Abrégé du Capital

La manufacture révolutionne de fond en comble le mode de travail individuel, et attaque à sa racine la force de travail. Elle déforme le travailleur en développant de façon monstrueuse sa dextérité de détail aux dépens de tout un monde d’aptitudes productives, […]

Ce n’est pas seulement le travail qui est divisé, subdivisé et réparti entre divers individus, c’est l’individu lui-même qui est morcelé et métamorphosé en ressort automatique d’une besogne partielle, de sorte que l’on voit réaliser la fable absurde de Ménénius d’Agrippa, qui représente un homme comme simple fragment de son propre corps. Dugald Stewart nomme les ouvriers de manufacture « automates vivants employés aux détails de l’ouvrage”. […]

Originairement l’ouvrier vend au capitaliste sa force de travail, parce que les moyens matériels de la production lui manquent. Maintenant sa force individuelle de travail n’existe plus qu’à la condition d’être vendue. Elle ne peut plus fonctionner que dans un ensemble qu’elle trouve seulement dans l’atelier du capitaliste, après s’être vendue. De même que le peuple portait écrit sur son front qu’il était la propriété de Jéhova, de même la division du travail imprime à l’ouvrier de manufacture un sceau qui le marque comme la propriété du capital.

Aliénation versus émancipation

Storch dit : « L’ouvrier qui porte dans ses mains tout un métier peut aller partout exercer son industrie et trouver les moyens de subsister; l’autre (celui des manufactures) n’est qu’un accessoire qui, séparé de ses confrères, n’a plus ni capacité ni indépendance, et qui se trouve forcé d’accepter la loi qu’on juge à propos de lui imposer. »
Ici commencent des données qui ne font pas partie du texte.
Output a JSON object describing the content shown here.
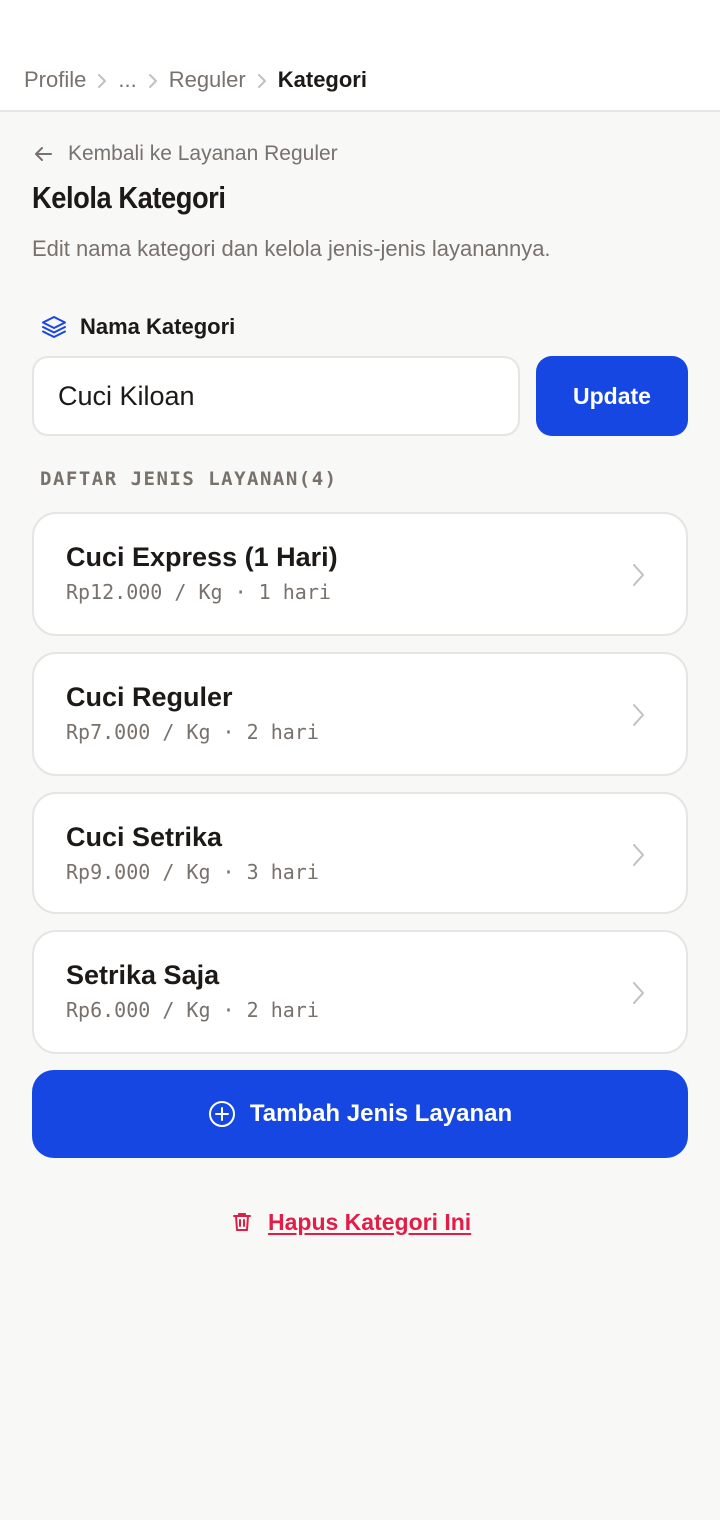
{
  "breadcrumb": {
    "items": [
      "Profile",
      "...",
      "Reguler",
      "Kategori"
    ]
  },
  "back_link": {
    "label": "Kembali ke Layanan Reguler",
    "icon": "arrow-left-icon"
  },
  "page": {
    "title": "Kelola Kategori",
    "subtitle": "Edit nama kategori dan kelola jenis-jenis layanannya."
  },
  "category_form": {
    "label": "Nama Kategori",
    "label_icon": "layers-icon",
    "input_value": "Cuci Kiloan",
    "update_label": "Update"
  },
  "services": {
    "heading": "DAFTAR JENIS LAYANAN(4)",
    "items": [
      {
        "name": "Cuci Express (1 Hari)",
        "meta": "Rp12.000 / Kg · 1 hari"
      },
      {
        "name": "Cuci Reguler",
        "meta": "Rp7.000 / Kg · 2 hari"
      },
      {
        "name": "Cuci Setrika",
        "meta": "Rp9.000 / Kg · 3 hari"
      },
      {
        "name": "Setrika Saja",
        "meta": "Rp6.000 / Kg · 2 hari"
      }
    ]
  },
  "actions": {
    "add_label": "Tambah Jenis Layanan",
    "add_icon": "plus-circle-icon",
    "delete_label": "Hapus Kategori Ini",
    "delete_icon": "trash-icon"
  },
  "colors": {
    "primary": "#1647e3",
    "danger": "#e11d48",
    "muted_text": "#78716c",
    "background": "#f8f8f7"
  }
}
Les puissances intellectuelles de la production se développent d’un seul côté, parce qu’elles disparaissent sur tous les autres. Ce que les ouvriers parcellaires perdent se concentre en opposition à eux dans le capital. La division manufacturière du travail pose en face d’eux les puissances intellectuelles de la production comme une propriété d’autrui et une puissance qui les domine.
[…]
Aussi pourrait-on dire que la perfection, en ce qui concerne les manufactures, consiste à pouvoir se passer de l’esprit, de manière que l’atelier puisse être considéré comme une machine dont les parties sont les hommes.
Et quelques manufactures, en effet, au milieu d u XVIIIe siècle, pour certaines opérations simples, qui constituaient un secret de fabrique, employaient de préférence des ouvriers à moitié idiots.
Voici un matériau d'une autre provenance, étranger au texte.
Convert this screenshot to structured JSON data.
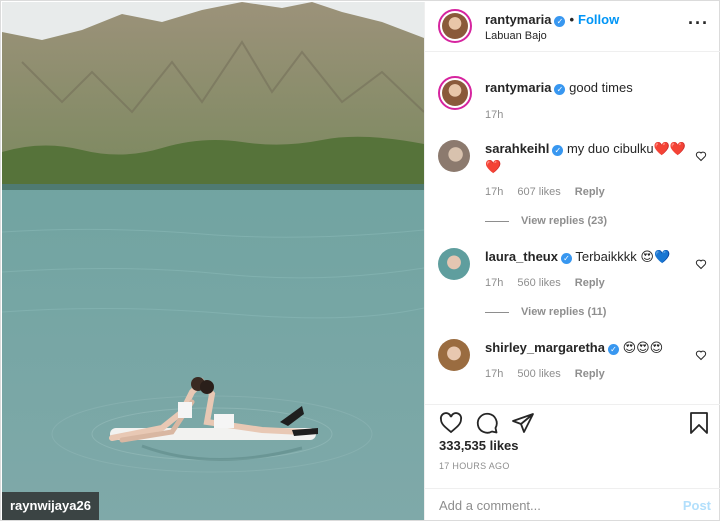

Adam Smith dit : « l’esprit de la plupart des hommes se développe nécessairement en conformité de leurs occupations de chaque jour. Un homme dont toute la vie se passe à exécuter un petit nombre d’opérations simples n’a aucune occasion d’exercer son intelligence. Il devient en général aussi stupide et ignorant qu’il est possible à une créature humaine de l’être. »
Après avoir dépeint l’abêtissement de l’ouvrier parcellaire, Smith continue ainsi : « l’uniformité de sa vie stationnaire porte aussi atteinte, naturellement, à sa hardiesse d’esprit ; elle détruit même l’énergie de son corps et le rend incapable d’appliquer sa force avec vigueur et persévérance à autre chose qu’à l’opération accessoire qu’il a appris à exécuter. Sa dextérité dans l’occupation spéciale à laquelle il est voué paraît ainsi avoir été acquise aux dépens de ses vertus intellectuelles, sociales et guerrières. Et dans toute société industrielle et civilisée, c’est là l’état où doit tomber nécessairement le pauvre, c’est-à-dire la grande masse du peuple”.
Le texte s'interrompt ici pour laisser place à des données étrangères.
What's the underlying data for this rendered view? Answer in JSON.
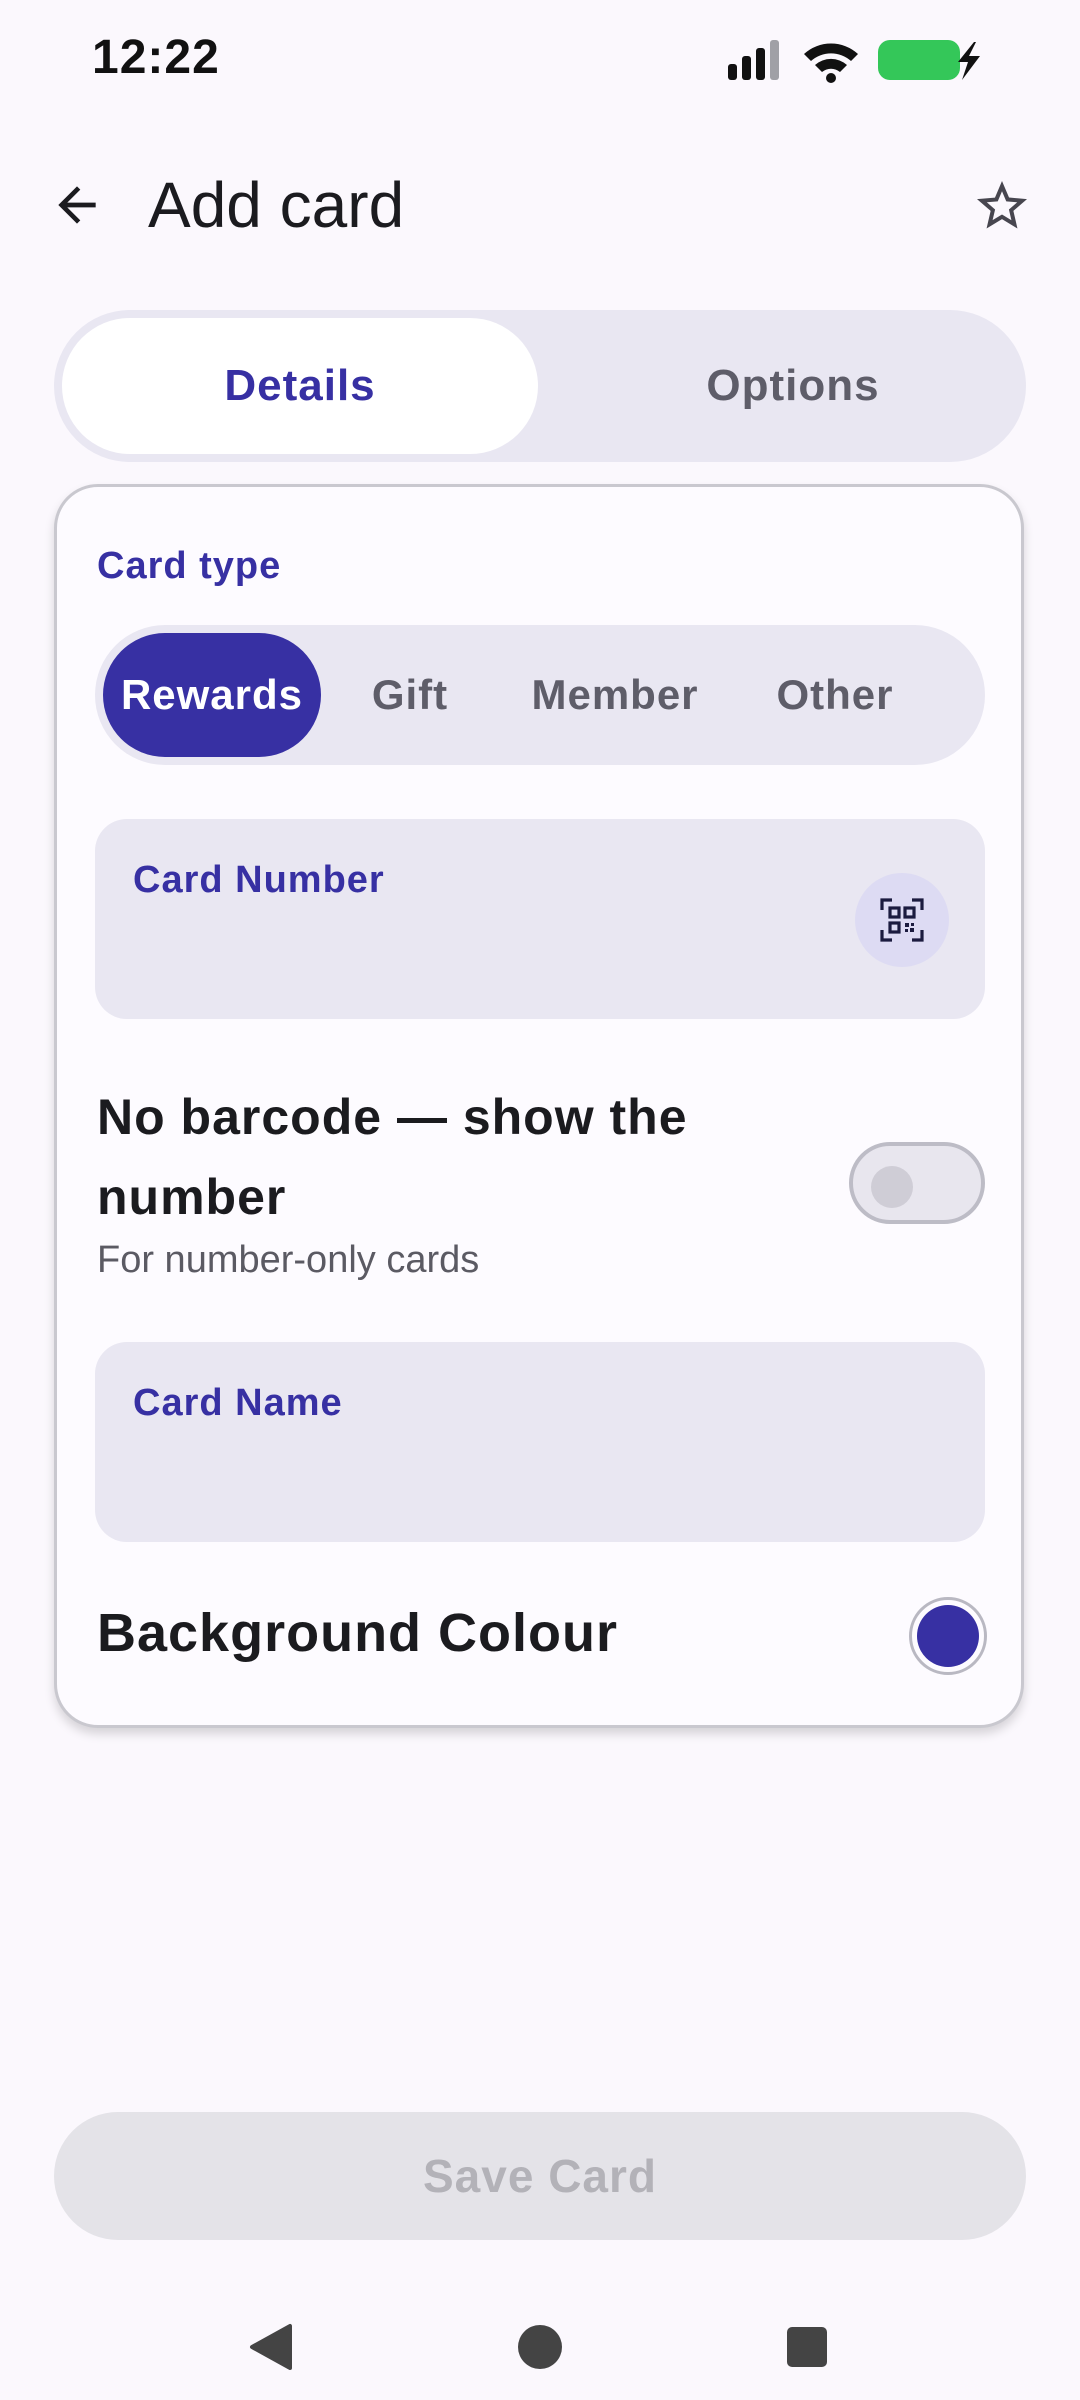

Pour empêcher la complète déchéance des masses populaires, résultat de la division du travail, Adam Smith recommande l’organisation par l’État de l’instruction pour le peuple, mais seulement à des doses prudemment homéopathiques. Son traducteur et commentateur français, Germain Garnier, plus conséquent, le contredit sur ce point : aussi bien ce traducteur devait-il devenir sénateur du premier Empire.
L’instruction du peuple, dit Garnier, heurte les lois primordiales de la division du travail, et en la donnant on proscrirait tout notre système social. « Comme toutes les autres divisions du travail, – dit-il – celle qui existe entre le travail mécanique et le travail intellectuel se prononce d’une manière plus forte et plus tranchante à mesure que la société (il emploie cette expression pour désigner le capital, la propriété foncière, et l’État qui les protège) avance vers un état plus opulent. Cette division, comme toutes les autres, est un effet des progrès passés et une cause des progrès à venir…
Le gouvernement doit-il donc travailler à contrarier cette division du travail, et à la retarder dans sa marche naturelle ? Doit-il employer une portion du revenu public pour tâcher de confondre et de mêler deux classes de travail qui tendent d’elles-mêmes à se diviser ? »

Extraits du livre « Abrégé du Capital de Karl Marx » de Carlo Cafiero.